Status of Cryptography Research in implementation of the EUCD
Owen Lewis
oml at sysrx.uk.com
Thu, 15 Aug 2002 11:43:45 +0100
> -----Original Message-----
> From: ukcrypto-admin@chiark.greenend.org.uk
> [mailto:ukcrypto-admin@chiark.greenend.org.uk]On Behalf Of Ken Brown
> Sent: 15 August 2002 10:32
> To: ukcrypto@chiark.greenend.org.uk
> Subject: Re: Status of Cryptography Research in implementation of the
> EUCD
>
>
> Julian T J Midgley wrote:
>
> > If I purchase an engine from you, and take it apart to
> > determine how it works, you cannot prosecute me for the act of doing so;
>
> The logical progression of the new trend in lawmaking is that this will
> have to change.
>
> All over Europe and North America the trend is to allow producers to
> control how the things they produce are used. The most egregious
> examples are probably not so much DRM as the "grey market" rules, which
> our own courts are happy to enforce. Or perhaps the idea that if
> someone develops a new variety of crop plant, and some of their plants
> mate with some of your plants so that some of the seeds in your crop
> include genes from theirs, then you aren't allowed to plant seeds from
> your own crop.
>
> From a /lawyers/ point of view all these things are quite distinct. But
> for the rest of us they add up to the same thing - producers retain
> control over the use of the goods they produce after they sell them. Its
> not really about "rights" its about politics - who has the most power?
> The law, the market, democracy, are all different ways of exercising
> political power.
I'd guess that your concern is actually in regard to intellectual property
in which there is continuing exponential growth.
IP cannot be treated as are physical goods. I sell you a brass nut. It is
then yours absolutely. You may swallow it, cut it in two, give it away,
vaporise it, share it with their friends or do anything else with it that
takes your fancy.
If I lease you an idea implemented in some fashion that makes it capable of
practical use, I need protection for my idea so that I may also sell it to
others but you may not do likewise. After all, I only charged you for use of
my idea by one person and not 100,000. Since my idea will have cost me a
6/7/8/9 figure sum to conceive and bring to the point of reliable practical
application, I can only do such work if I make a large number of sales and,
like everyone else, I look to the law to help me in preventing thieves
diminishing the worth of my investment by stealing profits from it for
themselves.
The next complaint one often hears is that the profits are so 'obscene' as
to be immoral in themselves and should not be supported by IP law. The truth
is that profit is the reward for risk. The inventor or the company who funds
and inventor) takes risks that the man in the street would never take
(otherwise he would have become an inventor or inventor backer).
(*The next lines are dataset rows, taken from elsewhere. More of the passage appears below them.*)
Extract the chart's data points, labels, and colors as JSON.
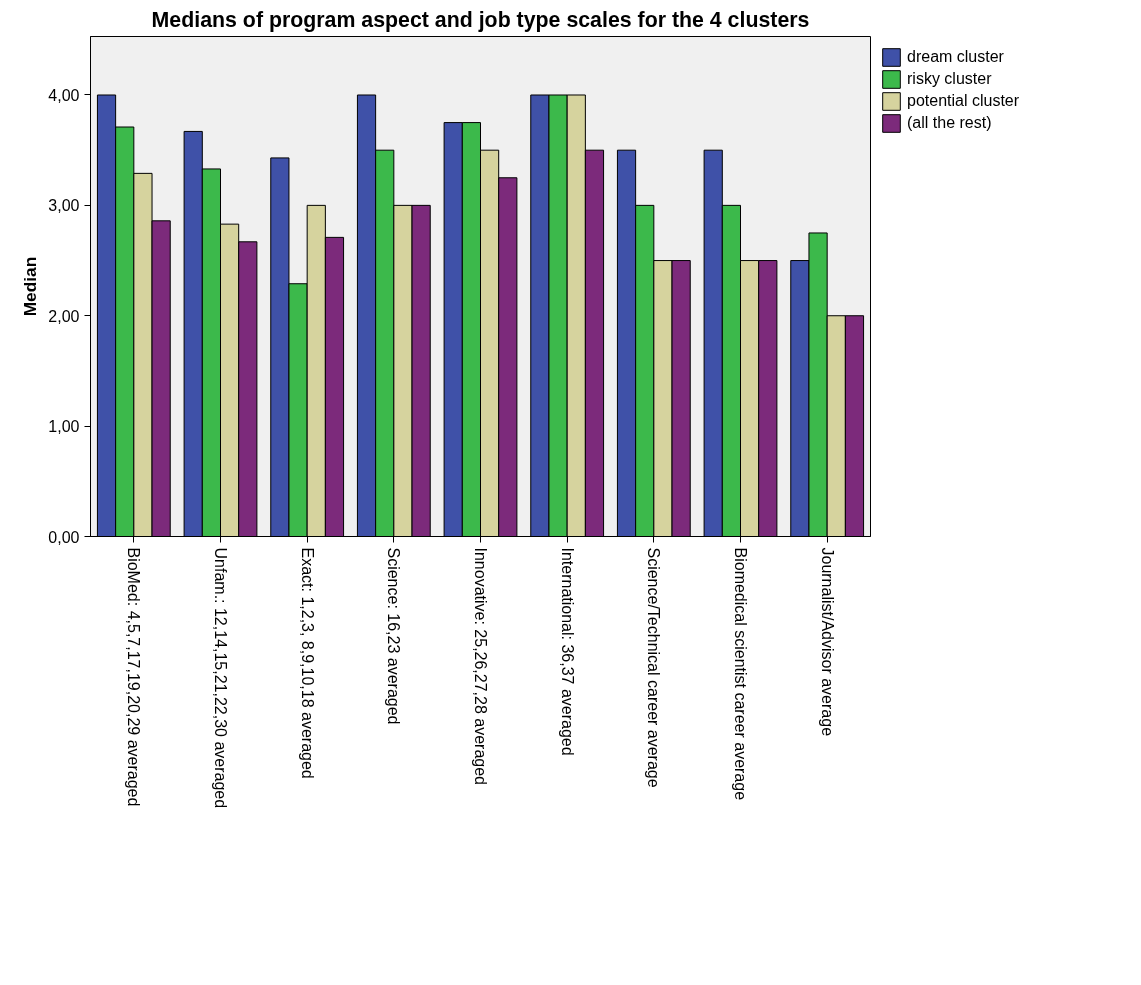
{
  "chart_data": {
    "type": "bar",
    "title": "Medians of program aspect and job type scales for the 4 clusters",
    "ylabel": "Median",
    "categories": [
      "BioMed: 4,5,7,17,19,20,29 averaged",
      "Unfam.: 12,14,15,21,22,30 averaged",
      "Exact: 1,2,3, 8,9,10,18 averaged",
      "Science: 16,23 averaged",
      "Innovative: 25,26,27,28 averaged",
      "International: 36,37 averaged",
      "Science/Technical career average",
      "Biomedical scientist career average",
      "Journalist/Advisor average"
    ],
    "series": [
      {
        "name": "dream cluster",
        "color": "#3f51a8",
        "values": [
          4.0,
          3.67,
          3.43,
          4.0,
          3.75,
          4.0,
          3.5,
          3.5,
          2.5
        ]
      },
      {
        "name": "risky cluster",
        "color": "#3cb94b",
        "values": [
          3.71,
          3.33,
          2.29,
          3.5,
          3.75,
          4.0,
          3.0,
          3.0,
          2.75
        ]
      },
      {
        "name": "potential cluster",
        "color": "#d6d39e",
        "values": [
          3.29,
          2.83,
          3.0,
          3.0,
          3.5,
          4.0,
          2.5,
          2.5,
          2.0
        ]
      },
      {
        "name": "(all the rest)",
        "color": "#7c2a7b",
        "values": [
          2.86,
          2.67,
          2.71,
          3.0,
          3.25,
          3.5,
          2.5,
          2.5,
          2.0
        ]
      }
    ],
    "ylim": [
      0,
      4.53
    ],
    "yticks": [
      {
        "value": 0,
        "label": "0,00"
      },
      {
        "value": 1,
        "label": "1,00"
      },
      {
        "value": 2,
        "label": "2,00"
      },
      {
        "value": 3,
        "label": "3,00"
      },
      {
        "value": 4,
        "label": "4,00"
      }
    ],
    "grid": false,
    "legend": "right"
  }
}
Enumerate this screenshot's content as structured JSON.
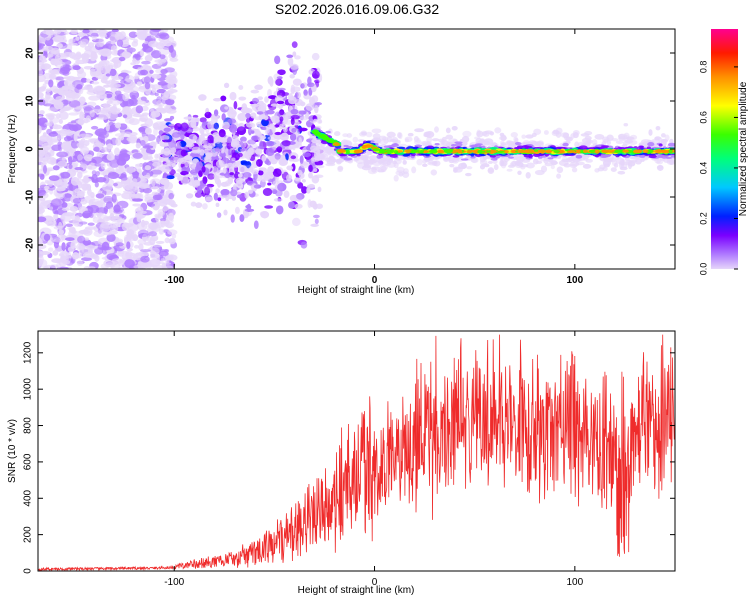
{
  "figure_title": "S202.2026.016.09.06.G32",
  "chart_data": [
    {
      "type": "heatmap",
      "title": "S202.2026.016.09.06.G32",
      "xlabel": "Height of straight line (km)",
      "ylabel": "Frequency (Hz)",
      "xlim": [
        -168,
        150
      ],
      "ylim": [
        -25,
        25
      ],
      "x_ticks": [
        -100,
        0,
        100
      ],
      "y_ticks": [
        -20,
        -10,
        0,
        10,
        20
      ],
      "colorbar": {
        "label": "Normalized spectral amplitude",
        "range": [
          0.0,
          0.95
        ],
        "ticks": [
          0.0,
          0.2,
          0.4,
          0.6,
          0.8
        ],
        "colormap": [
          "#e6d6fa",
          "#7a00ff",
          "#0040ff",
          "#00e5ff",
          "#00ff3a",
          "#ffff00",
          "#ff8a00",
          "#ff0000",
          "#ff007a"
        ]
      },
      "description_of_features": {
        "noise_region_km": [
          -168,
          -105
        ],
        "transition_region_km": [
          -105,
          -30
        ],
        "signal_ridge_freq_hz": -0.5,
        "signal_ridge_start_km": -30
      }
    },
    {
      "type": "line",
      "title": "",
      "xlabel": "Height of straight line (km)",
      "ylabel": "SNR (10 * v/v)",
      "xlim": [
        -168,
        150
      ],
      "ylim": [
        0,
        1320
      ],
      "x_ticks": [
        -100,
        0,
        100
      ],
      "y_ticks": [
        0,
        200,
        400,
        600,
        800,
        1000,
        1200
      ],
      "series": [
        {
          "name": "SNR",
          "color": "#ef2b2b",
          "x": [
            -168,
            -150,
            -130,
            -110,
            -100,
            -90,
            -80,
            -70,
            -60,
            -50,
            -40,
            -30,
            -20,
            -10,
            0,
            10,
            20,
            30,
            40,
            50,
            60,
            70,
            80,
            90,
            100,
            110,
            118,
            122,
            126,
            130,
            140,
            150
          ],
          "values": [
            10,
            12,
            14,
            16,
            20,
            40,
            50,
            70,
            100,
            150,
            220,
            310,
            420,
            500,
            560,
            620,
            700,
            760,
            800,
            800,
            790,
            780,
            770,
            760,
            760,
            740,
            640,
            600,
            680,
            780,
            800,
            810
          ]
        }
      ]
    }
  ]
}
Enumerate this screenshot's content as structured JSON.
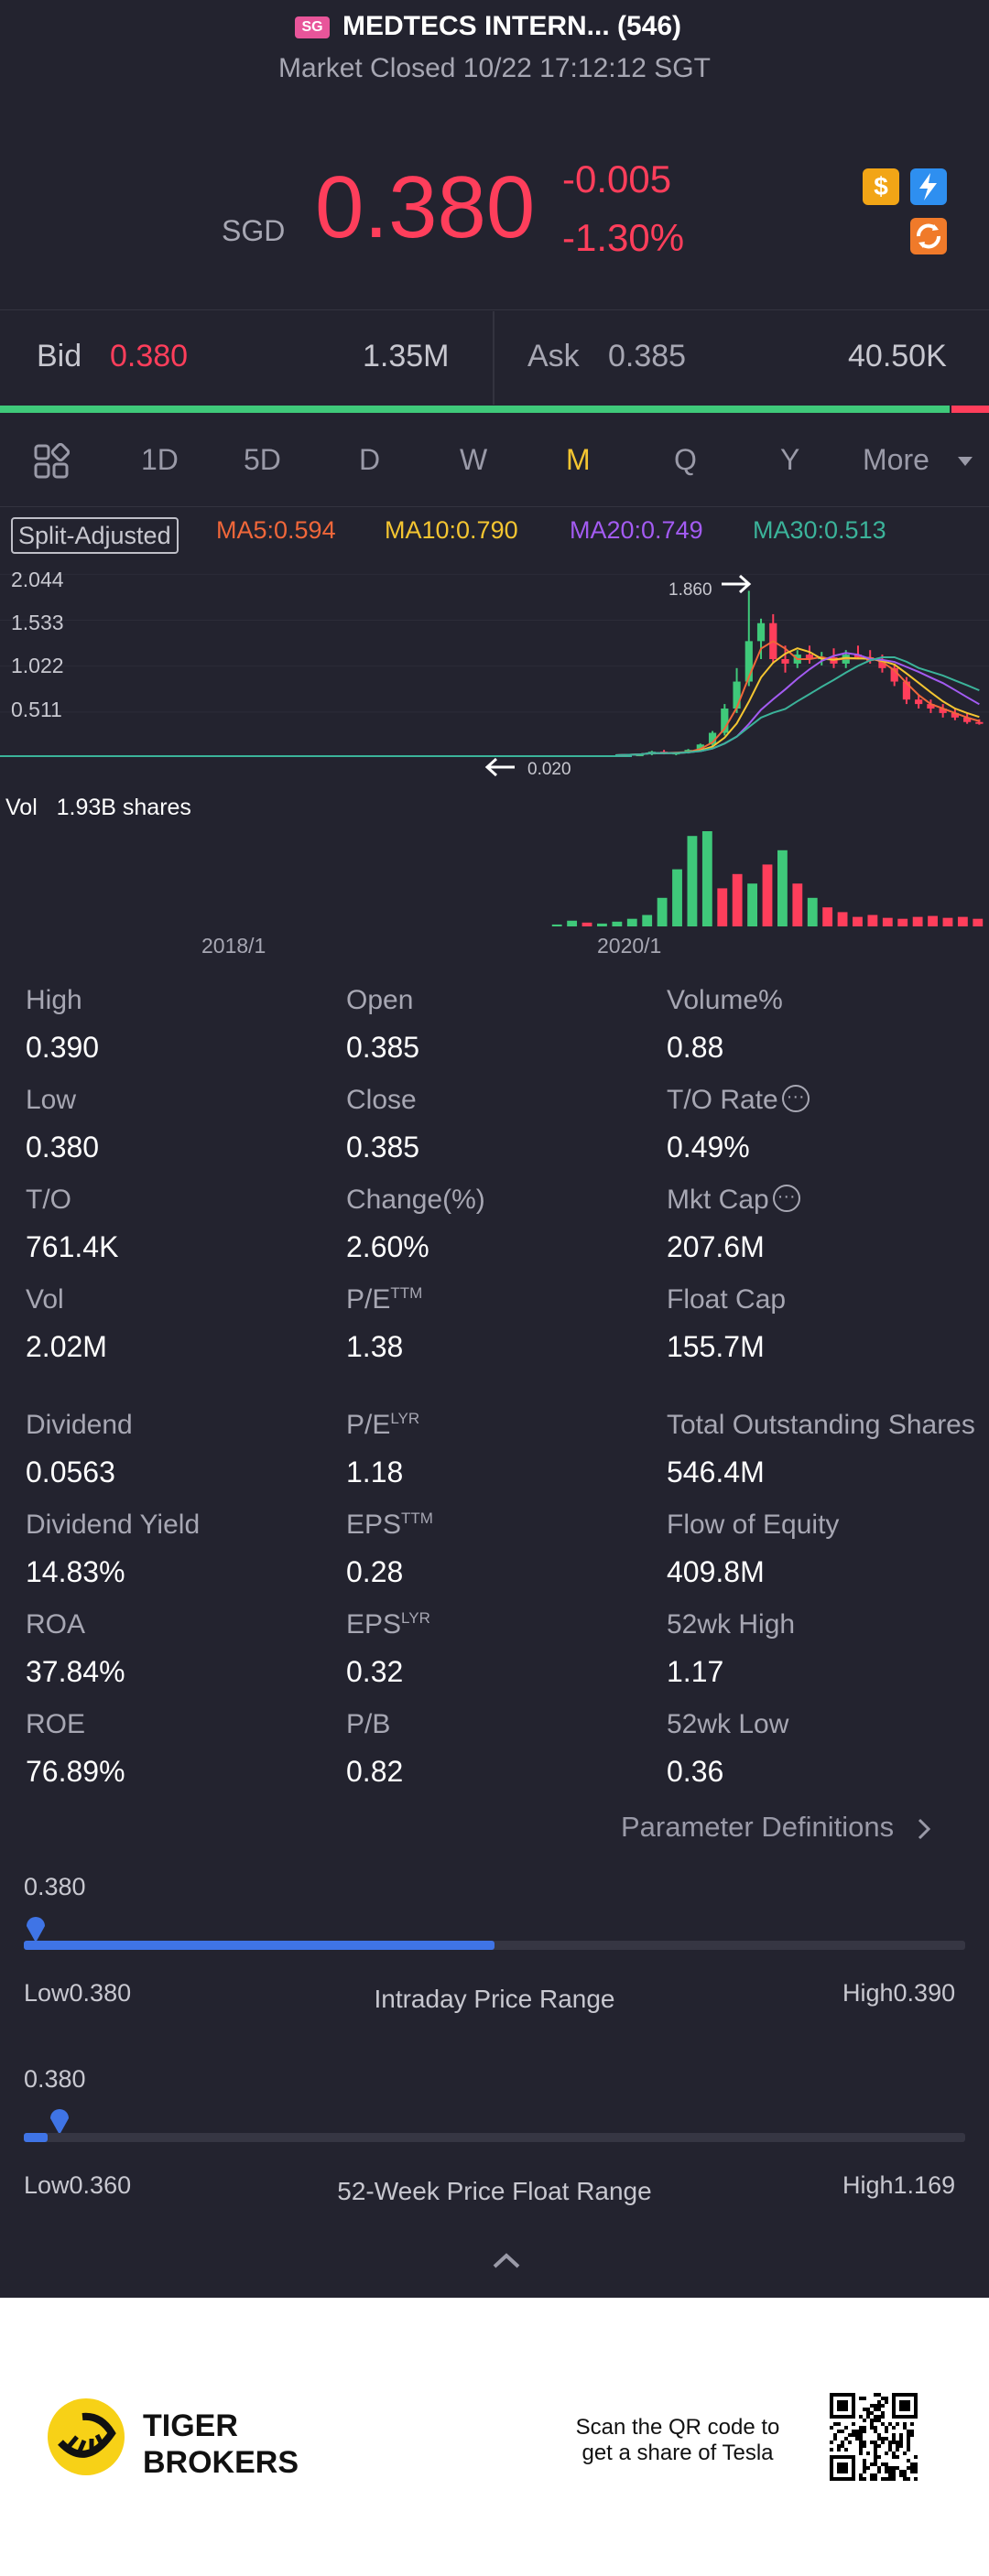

Think of it as a million dollar bet on a horse with no form running in a
strong field, but you know its breeding and the jockey :-) And that's just a
very little idea. For ten ideas that are funded through the R&D stage, about
one will make any money and wash its face. Of those that make money, maybe
one in a hundred proves to be an 'application killer'. That application
killer has to pay for all the R&D that went nowhere and similarly fund the
next generation of ideas, both good or useless.
Developing ideas is a very expensive and wasteful business. It is also one
of the key secrets to humanity's greatness. Be grateful that there are those
prepared to bet their shirts so as to do things better/faster/more/unheardof
and that you may benefit at a modest cost from their work without sharing
their risk or possessing their particular talent.